Sean required 24-hour in-home medical assistance to stay alive. Initially the health care system provided him only 15 hours, leaving Sean to somehow pay hundreds of dollars each day. Eventually, even that was too much for the health authority. Health care authorities told Sean that he would no longer receive funding for home care, leaving as his only option institutional care at a facility hours away, separated from family and removed from the son he called his reason for living.
Sean appealed, but to no avail. He was going to lose his home care. Mr. Tagert fought long and hard for the rights of persons with disabilities and their families but in the end, he was driven by his desperate circumstances to believe that assisted suicide was his only option. He was “worn out”, in his own words. On August 6, 2019, he ended his life.

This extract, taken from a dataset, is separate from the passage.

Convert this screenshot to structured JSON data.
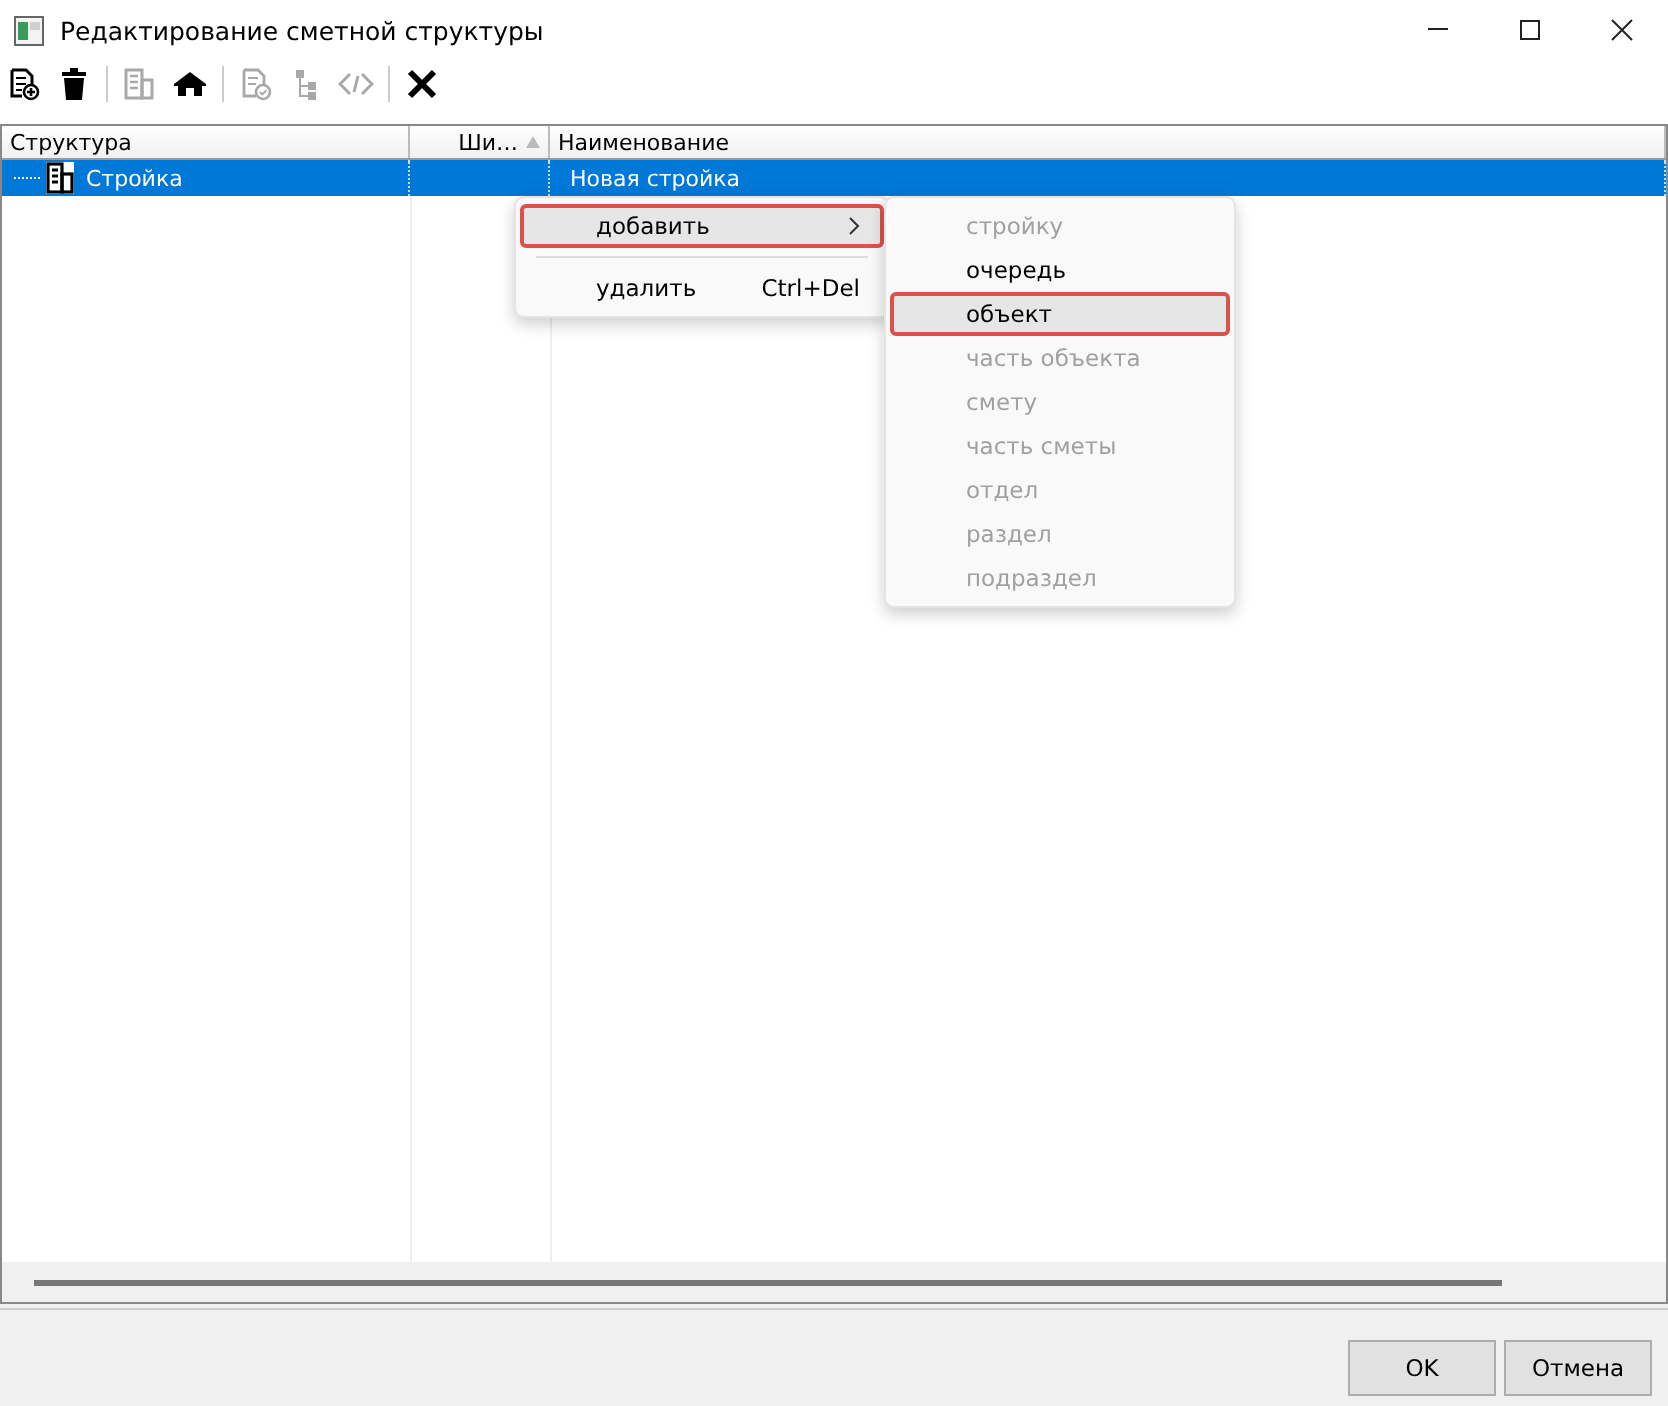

I am going to read from the statement his family posted at that time:
We would ask, on Sean's behalf, that the government recognize the serious problems in its treatment of ALS patients and their families, and find real solutions for those already suffering unimaginably.
“Real solutions” does not mean removing the safeguards for those who are the most vulnerable. It means providing true alternatives, be that palliative care, in-home care or the unique care needed.
It is not enough to simply put in legislation as we find here in proposed paragraph 241.2(3.1)(g), under Safeguards:
...[to] ensure that the person has been informed of the means available to relieve their suffering, including, where appropriate, counselling services, mental health and disability support services, community services and palliative care and has been offered consultations with relevant professionals who provide those services or...care.
If we have no intention of ensuring that those services are being funded or are even available, we have failed.
I note that the current federal government broke a key election commitment to invest $3 billion in long-term care, including palliative care. Access to palliative care is an essential part of end-of-life decision making. That point has been made over and over during this debate.
People should never be put in a position where they believe death is the only solution available to them. We are, and we must be, better than that. We must protect every human life with a jealousy born of the knowledge that each person is unique, and has an innate dignity that nothing, not time, not illness nor disability, can ever take away.